8) Planimetrie e sezioni, in scala 1:100, dell'immobile in cui viene
esercitata l'attivita', con l'indicazione della destinazione d'uso dei
locali e di ogni elemento utile comprovante l'idoneita' delle aree
destinate alla conservazione degli atti, delle campionature di prova e
dei tipi di prodotto; gli elaborati grafici e l'annessa relazione tecnica
devono essere firmati da professionista iscritto all'albo.
9) Documentazione rilasciata dalle autorita' competenti, comprovante l'idoneita'
dei locali e degli impianti dal punto di vista dell'igiene e della
sicurezza del lavoro; nelle more della presentazione della documentazione
anzidetta, l'esistenza dei requisiti prescritti dalla normativa vigente
puo' essere provvisoriamente attestata da dichiarazione sostitutiva di
atto notorio presentata dal legale rappresentante dell'organismo.
10) Manuale della qualita' sottoscritto dal legale rappresentante e dal
Responsabile della qualita'. 11) Tariffario delle prestazioni, con
indicazione della sua validita' nel tempo e delle massime agevolazioni
concedibili.
12) Eventuali convenzioni che si intendono stipulare ai sensi dell'art.
9, comma 13 del D.P.R. n. 246 del 21 aprile 1993 con altri organismi.
Ogni convenzione proposta deve essere corredata della documentazione
indicata nel presente allegato, predisposta dall'organismo con cui si
intende stipulare la convenzione stessa.
13) Attestato di versamento comprovante l'avvenuto pagamento della quota
prevista dal decreto interministeriale di cui all'art. 15 del decreto del
Presidente della Repubblica 21 aprile n. 246 per l'attivita', di
abilitazione richiesta.
14) La documentazione comprovante che i locali utilizzati sono in regola
con le vigenti disposizioni edilizie.
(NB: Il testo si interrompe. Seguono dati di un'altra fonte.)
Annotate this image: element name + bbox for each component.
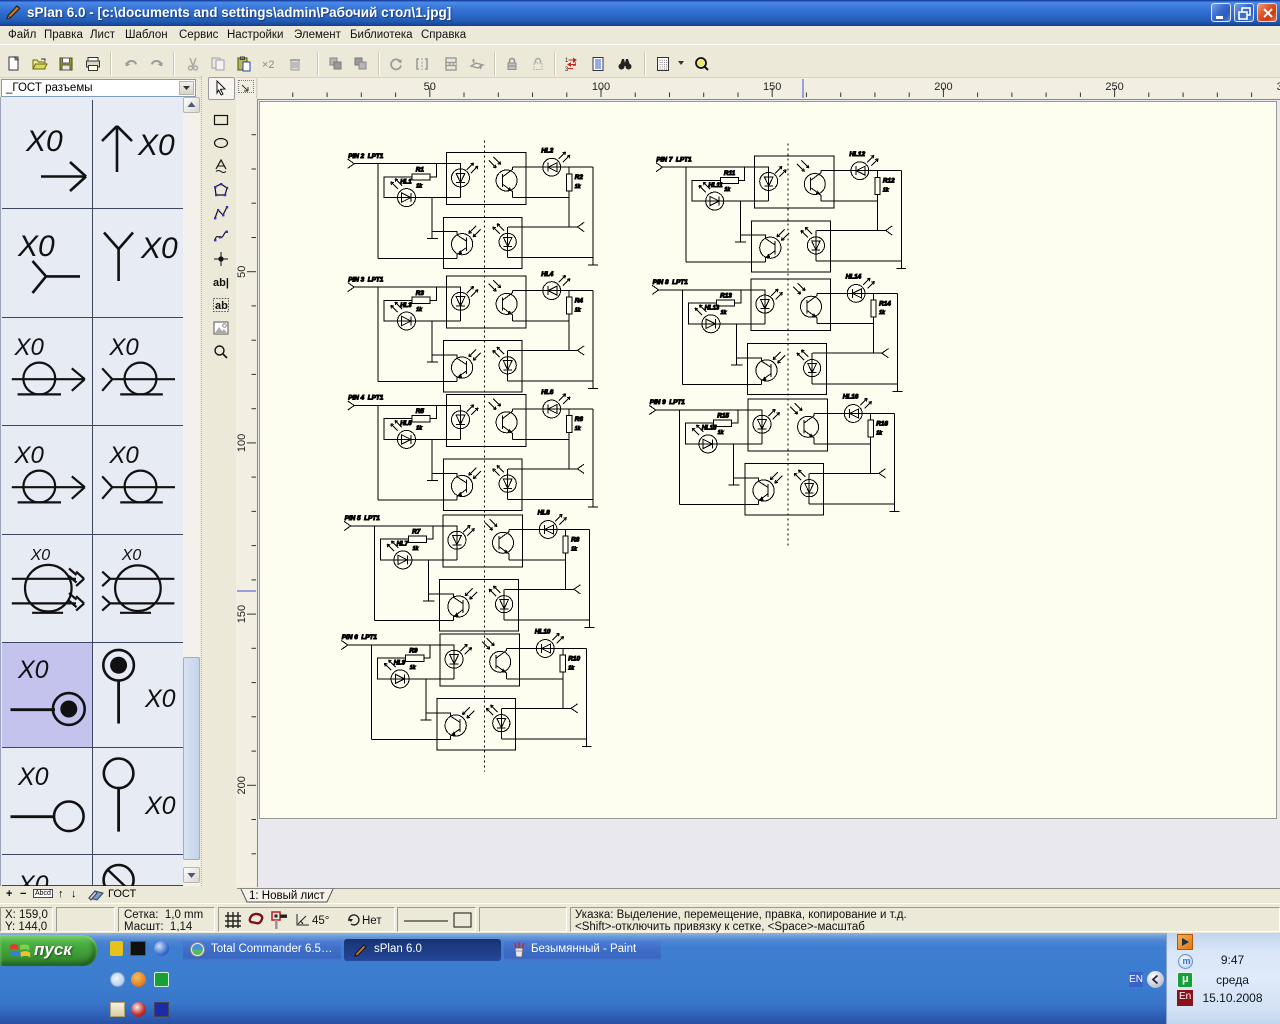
svg-text:HL14: HL14 [845, 273, 861, 280]
svg-text:PIN 8 LPT1: PIN 8 LPT1 [652, 279, 688, 286]
svg-text:R6: R6 [574, 416, 583, 423]
svg-text:1k: 1k [410, 665, 417, 671]
svg-text:100: 100 [236, 434, 248, 452]
svg-text:HL16: HL16 [842, 393, 858, 400]
svg-text:R13: R13 [720, 292, 732, 299]
svg-text:1k: 1k [720, 309, 727, 315]
svg-text:X0: X0 [108, 334, 139, 361]
svg-text:HL8: HL8 [537, 509, 550, 516]
svg-text:X0: X0 [17, 763, 49, 791]
svg-text:R2: R2 [574, 174, 583, 181]
svg-text:R15: R15 [717, 412, 729, 419]
svg-text:1k: 1k [879, 310, 886, 316]
svg-text:HL2: HL2 [541, 147, 554, 154]
svg-text:R16: R16 [876, 420, 888, 427]
svg-text:HL5: HL5 [400, 421, 412, 427]
svg-text:200: 200 [934, 81, 952, 93]
svg-text:R9: R9 [409, 647, 418, 654]
svg-text:X0: X0 [17, 871, 49, 886]
svg-text:HL13: HL13 [704, 305, 719, 311]
svg-text:1k: 1k [717, 430, 724, 436]
svg-text:HL15: HL15 [701, 425, 716, 431]
svg-text:HL1: HL1 [400, 179, 412, 185]
svg-text:X0: X0 [140, 232, 178, 265]
svg-text:X0: X0 [30, 547, 51, 564]
svg-text:1k: 1k [416, 425, 423, 431]
svg-text:200: 200 [236, 776, 248, 794]
svg-text:1k: 1k [416, 183, 423, 189]
svg-text:1k: 1k [568, 665, 575, 671]
svg-text:ab: ab [215, 300, 228, 312]
svg-text:R5: R5 [415, 408, 424, 415]
svg-text:X0: X0 [144, 685, 176, 713]
svg-text:HL3: HL3 [400, 302, 412, 308]
svg-text:50: 50 [236, 266, 248, 278]
svg-text:150: 150 [236, 605, 248, 623]
svg-text:3: 3 [565, 67, 569, 72]
svg-text:X0: X0 [14, 334, 45, 361]
svg-text:R14: R14 [879, 300, 891, 307]
svg-text:×2: ×2 [262, 59, 275, 71]
svg-text:HL4: HL4 [541, 270, 554, 277]
svg-text:R11: R11 [724, 169, 736, 176]
svg-text:HL10: HL10 [535, 628, 551, 635]
svg-text:50: 50 [424, 81, 436, 93]
svg-text:PIN 3 LPT1: PIN 3 LPT1 [348, 276, 384, 283]
svg-text:1k: 1k [574, 184, 581, 190]
svg-text:X0: X0 [121, 547, 142, 564]
svg-text:R4: R4 [574, 297, 583, 304]
svg-text:R3: R3 [415, 289, 424, 296]
svg-text:HL12: HL12 [849, 150, 865, 157]
svg-text:1k: 1k [724, 187, 731, 193]
svg-text:X0: X0 [137, 129, 175, 162]
svg-text:PIN 4 LPT1: PIN 4 LPT1 [348, 394, 384, 401]
svg-text:1: 1 [565, 58, 569, 64]
svg-text:PIN 6 LPT1: PIN 6 LPT1 [342, 634, 378, 641]
svg-text:1k: 1k [571, 546, 578, 552]
svg-text:R7: R7 [412, 528, 421, 535]
svg-text:1k: 1k [883, 187, 890, 193]
svg-text:R10: R10 [568, 655, 580, 662]
svg-text:1k: 1k [876, 430, 883, 436]
svg-text:PIN 7 LPT1: PIN 7 LPT1 [656, 156, 692, 163]
svg-text:1k: 1k [412, 546, 419, 552]
svg-text:X0: X0 [108, 442, 139, 469]
svg-text:X0: X0 [17, 656, 49, 684]
svg-text:1k: 1k [416, 307, 423, 313]
svg-text:HL6: HL6 [541, 389, 554, 396]
svg-text:PIN 5 LPT1: PIN 5 LPT1 [344, 515, 380, 522]
svg-text:150: 150 [763, 81, 781, 93]
svg-text:HL7: HL7 [396, 541, 408, 547]
svg-text:ab|: ab| [213, 277, 229, 289]
svg-text:PIN 2 LPT1: PIN 2 LPT1 [348, 152, 384, 159]
svg-text:X0: X0 [144, 792, 176, 820]
svg-text:PIN 9 LPT1: PIN 9 LPT1 [649, 399, 685, 406]
svg-text:X0: X0 [17, 230, 55, 263]
svg-text:250: 250 [1105, 81, 1123, 93]
svg-text:HL9: HL9 [394, 660, 406, 666]
svg-text:X0: X0 [25, 125, 63, 158]
svg-text:1k: 1k [574, 425, 581, 431]
svg-text:300: 300 [1277, 81, 1280, 93]
svg-text:X0: X0 [14, 442, 45, 469]
svg-text:100: 100 [592, 81, 610, 93]
svg-text:R1: R1 [415, 166, 424, 173]
svg-text:R12: R12 [883, 177, 895, 184]
svg-text:HL11: HL11 [708, 182, 723, 188]
svg-text:1k: 1k [574, 307, 581, 313]
svg-text:R8: R8 [571, 536, 580, 543]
Gli organismi di prova, in aggiunta
a quanto indicato ai precedenti punti, devono produrre 15) Una
planimetria dei locali con la disposizione delle attrezzature e
l'indicazione degli spazi per l'immagazzinamento, il carico e lo scarico
dei campioni da sottoporre a prova.
16) Un prospetto da cui risultino i seguenti elementi:
a) norme di prova adottate;
b) attrezzatura utilizzata;
c) ente che effettua le tarature e periodicita'. Gli organismi di prova,
in aggiunta a quanto indicato ai precedenti punti devono produrre.
17) Documentazione attestante che l'Organismo e' operante da almeno due
anni nell'ambito delle prove e/o valutazioni sui prodotti da costruzione.
Allegato C
Contenuto del
certificato CE di conformita'
Il certificato CE di
conformita' deve contenere in particolare:
il nome e l'indirizzo dell'organismo di certificazione;
il nome e l'indirizzo del fabbricante o del suo mandatario stabilito
nella Comunita';
la descrizione del prodotto (tipo, identificazione, impiego etc.);
le disposizioni a cui risponde il prodotto;
le condizioni particolari di utilizzazione del prodotto;
il numero del certificato;
le eventuali condizioni di durata di vanita' del certificato;
il nome e la qualifica del fabbricante.